Reaction models, simulation software, and prediction tools illuminate the complexities of combustion chemistry, and assist designers in their quest for engine efficiency.
Combustion engines move billions of people around the globe everyday, but they do not operate as energy-efficiently as possible. Engines used for transportation range in efficiency from 15 percent to as high as 50 percent among the most advanced vehicles, but many engines manufactured today are only about 30 percent efficient on average. Optimizing control of combustion through better engine and fuel design could improve the fuel economy of vehicles and reduce their harmful emissions. However, building a large number of prototype engines would be cost prohibitive and time consuming. Researchers at Lawrence Livermore National Laboratory are using their expertise in fundamental chemistry, machine learning, advanced algorithms, and predictive simulation to put improved tools in the hands of the automotive industry's engine designers.
Developing more efficient, environmentally friendly, low-temperature combustion engines would reduce soot emissions, such as those from diesel engines.
The Laboratory innovates science and technology solutions for reliable energy supply, cybersecurity and resilient infrastructure, and homeland and defense systems security. Clean combustion research and development helps fulfill this mission by reducing harmful emissions and fuel consumption of engines for transportation.
The chemistry of combustion is complex and still not fully understood. Burning a fuel in air results in a set of combustion products that include water vapor, carbon dioxide and carbon monoxide, and nitrogen oxides. However, the process that transforms a common transportation fuel such as gasoline into these products involves several thousand intermediate molecule species and chemical reactions. For decades, scientists at Livermore have conducted research on combustion chemistry, working to shed light on the many reaction pathways that fuels take as they burn inside engines (see combustion.llnl.gov) and creating the most accurate models of this process in the world. Although highly accurate, few industry designers have the computational resources to run simulations that could take weeks to resolve tens of milliseconds of an engine test. Livermore researchers are closing that simulation gap with their Zero Order Reaction Kinetics (Zero-RK) software package, which simulates combustion more efficiently and brings predictive fuel chemistry to the design process.
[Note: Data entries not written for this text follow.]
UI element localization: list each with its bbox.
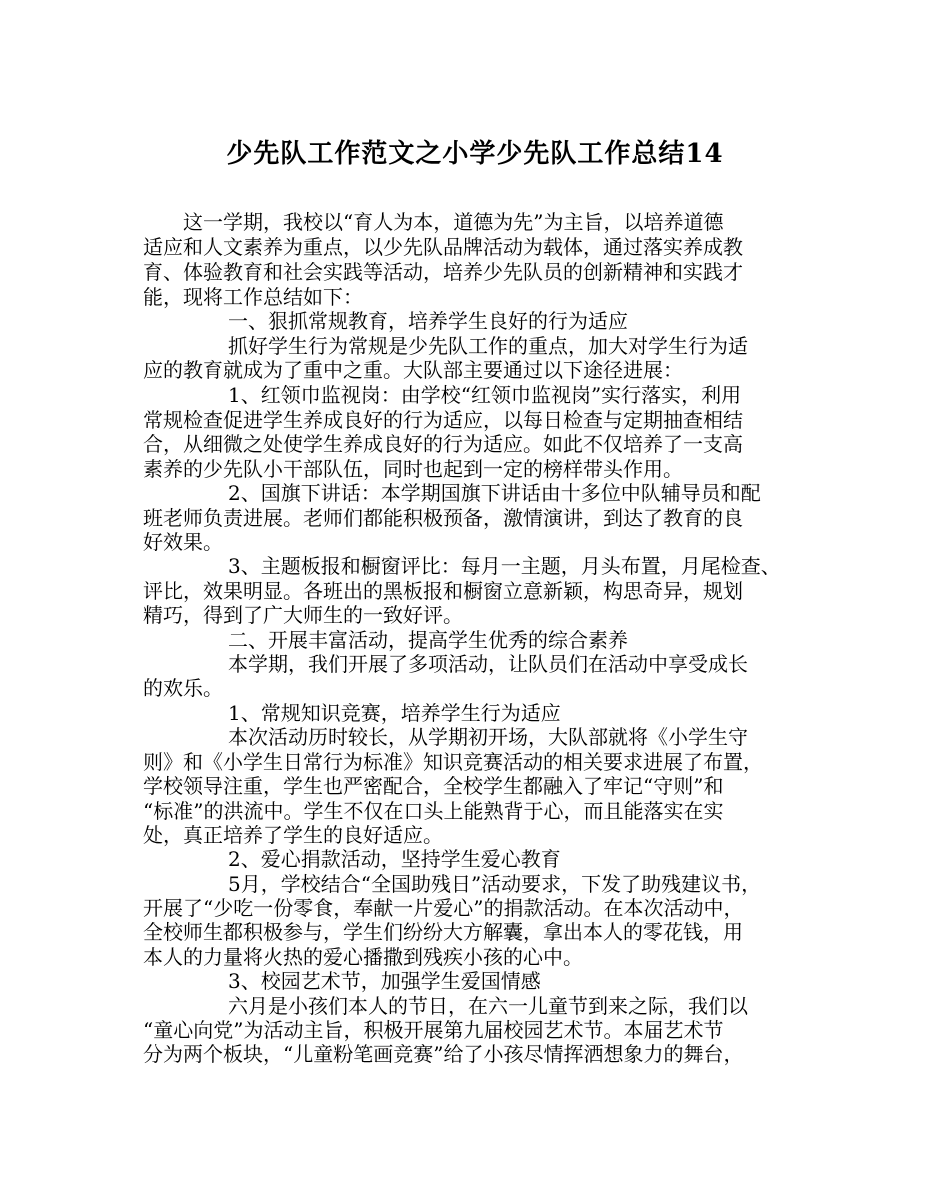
paragraph-line: 3、主题板报和橱窗评比：每月一主题，月头布置，月尾检查、	[228, 554, 781, 578]
subsection-heading: 1、常规知识竞赛，培养学生行为适应	[228, 701, 561, 725]
paragraph-line: 本人的力量将火热的爱心播撒到残疾小孩的心中。	[143, 945, 583, 969]
paragraph-line: 这一学期，我校以“育人为本，道德为先”为主旨，以培养道德	[183, 210, 724, 234]
section-heading: 二、开展丰富活动，提高学生优秀的综合素养	[228, 628, 628, 652]
paragraph-line: 学校领导注重，学生也严密配合，全校学生都融入了牢记“守则”和	[143, 774, 724, 798]
paragraph-line: 的欢乐。	[143, 676, 223, 700]
paragraph-line: 2、国旗下讲话：本学期国旗下讲话由十多位中队辅导员和配	[228, 481, 761, 505]
paragraph-line: 评比，效果明显。各班出的黑板报和橱窗立意新颖，构思奇异，规划	[143, 579, 743, 603]
paragraph-line: 分为两个板块，“儿童粉笔画竞赛”给了小孩尽情挥洒想象力的舞台，	[143, 1042, 744, 1066]
paragraph-line: 5月，学校结合“全国助残日”活动要求，下发了助残建议书，	[228, 872, 762, 896]
paragraph-line: 素养的少先队小干部队伍，同时也起到一定的榜样带头作用。	[143, 457, 683, 481]
paragraph-line: 处，真正培养了学生的良好适应。	[143, 823, 443, 847]
paragraph-line: 则》和《小学生日常行为标准》知识竞赛活动的相关要求进展了布置，	[143, 750, 763, 774]
paragraph-line: 精巧，得到了广大师生的一致好评。	[143, 603, 463, 627]
paragraph-line: 好效果。	[143, 530, 223, 554]
paragraph-line: 抓好学生行为常规是少先队工作的重点，加大对学生行为适	[228, 334, 748, 358]
paragraph-line: 1、红领巾监视岗：由学校“红领巾监视岗”实行落实，利用	[228, 383, 742, 407]
paragraph-line: 本学期，我们开展了多项活动，让队员们在活动中享受成长	[228, 652, 748, 676]
paragraph-line: 本次活动历时较长，从学期初开场，大队部就将《小学生守	[228, 725, 748, 749]
paragraph-line: 班老师负责进展。老师们都能积极预备，激情演讲，到达了教育的良	[143, 506, 743, 530]
paragraph-line: 常规检查促进学生养成良好的行为适应，以每日检查与定期抽查相结	[143, 408, 743, 432]
paragraph-line: “标准”的洪流中。学生不仅在口头上能熟背于心，而且能落实在实	[143, 799, 724, 823]
paragraph-line: 全校师生都积极参与，学生们纷纷大方解囊，拿出本人的零花钱，用	[143, 920, 743, 944]
subsection-heading: 3、校园艺术节，加强学生爱国情感	[228, 969, 541, 993]
paragraph-line: 应的教育就成为了重中之重。大队部主要通过以下途径进展：	[143, 358, 683, 382]
paragraph-line: 六月是小孩们本人的节日，在六一儿童节到来之际，我们以	[228, 994, 748, 1018]
subsection-heading: 2、爱心捐款活动，坚持学生爱心教育	[228, 847, 561, 871]
paragraph-line: “童心向党”为活动主旨，积极开展第九届校园艺术节。本届艺术节	[143, 1018, 724, 1042]
document-title: 少先队工作范文之小学少先队工作总结14	[226, 139, 724, 169]
paragraph-line: 开展了“少吃一份零食，奉献一片爱心”的捐款活动。在本次活动中，	[143, 896, 744, 920]
section-heading: 一、狠抓常规教育，培养学生良好的行为适应	[228, 309, 628, 333]
paragraph-line: 育、体验教育和社会实践等活动，培养少先队员的创新精神和实践才	[143, 260, 743, 284]
paragraph-line: 适应和人文素养为重点，以少先队品牌活动为载体，通过落实养成教	[143, 235, 743, 259]
paragraph-line: 合，从细微之处使学生养成良好的行为适应。如此不仅培养了一支高	[143, 432, 743, 456]
paragraph-line: 能，现将工作总结如下：	[143, 285, 363, 309]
Using Zero-RK, researchers at Lawrence Livermore created this simulation of the local flame propagation speed in a gasoline combustion engine.
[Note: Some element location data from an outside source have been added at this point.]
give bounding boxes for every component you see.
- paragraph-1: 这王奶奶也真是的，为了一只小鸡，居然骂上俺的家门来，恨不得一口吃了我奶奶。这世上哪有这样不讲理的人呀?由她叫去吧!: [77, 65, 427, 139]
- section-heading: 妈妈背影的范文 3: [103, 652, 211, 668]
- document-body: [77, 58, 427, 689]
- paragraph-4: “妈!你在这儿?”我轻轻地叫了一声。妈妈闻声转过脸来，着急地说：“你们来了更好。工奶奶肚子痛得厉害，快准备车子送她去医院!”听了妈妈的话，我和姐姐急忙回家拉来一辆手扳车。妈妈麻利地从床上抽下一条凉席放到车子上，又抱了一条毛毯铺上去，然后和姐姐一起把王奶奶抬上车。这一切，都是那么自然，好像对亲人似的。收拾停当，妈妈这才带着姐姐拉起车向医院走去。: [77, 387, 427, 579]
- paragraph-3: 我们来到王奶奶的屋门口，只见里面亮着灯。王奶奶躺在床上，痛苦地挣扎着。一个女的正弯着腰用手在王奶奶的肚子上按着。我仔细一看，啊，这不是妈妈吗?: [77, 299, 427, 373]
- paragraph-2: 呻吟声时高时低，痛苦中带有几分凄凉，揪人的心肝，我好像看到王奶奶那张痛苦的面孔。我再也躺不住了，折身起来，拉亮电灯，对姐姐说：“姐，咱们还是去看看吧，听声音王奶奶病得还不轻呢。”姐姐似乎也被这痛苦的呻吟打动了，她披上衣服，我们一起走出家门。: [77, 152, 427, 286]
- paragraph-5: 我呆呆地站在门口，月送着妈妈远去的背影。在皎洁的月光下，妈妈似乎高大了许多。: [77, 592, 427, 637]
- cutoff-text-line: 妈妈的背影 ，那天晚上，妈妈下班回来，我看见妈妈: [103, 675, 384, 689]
Zero-RK is built to take advantage of the massively parallel computing architectures that will be deployed as part of the Department of Energy's Exascale Computing Project. Toward this goal, the Laboratory has been collaborating with Oak Ridge National Laboratory and General Motors to demonstrate a completely virtual engine calibration using Zero-RK on the Laboratory's Titan supercomputer.
Zero-RK can also run on workstations and computer clusters operated by industrial users. By applying Zero-RK in conjunction with off-the-shelf computational fluid dynamics software, engine designers are reducing their simulation time by orders of magnitude.
The Laboratory's predictive transportation fuel models and high-performance combustion solvers allow researchers to look for new fuel blends that improve engine performance, are produced by lower energy paths, and reduce costs. For example, the Laboratory created an artificial neural network model that predicts the octane rating of complex gasoline surrogates. This new model incorporates data from more than 700 experimental tests published in the last 10 years and uses ignition predictions from detailed reaction models as inputs combined with molecular structure and thermophysical properties to improve prediction accuracy.
By applying this approach, researchers can model realistic transportation fuels using a variety of almost 50 components including promising renewables. Previously, typical fuel models would be limited to fewer than 5 compounds, and octane predictions could be off by as much as 10 octane numbers. The resulting neural network can provide accurate predictions for an array of compounds, even those with limited test data. For example, the model was tested on 10 blind predictions for new gasoline blends and was accurate to within 2 octane numbers. This unprecedented level of accuracy for wide-ranging fuel components enables the design of new fuel blends and fuel-engine co‑optimization.
The central feature of the Combustion Chemistry project at LLNL's Physical and Life Sciences Directorate is the development, validation, and application of detailed chemical kinetic reaction mechanisms for the combustion of hydrocarbon and other types of chemical fuels.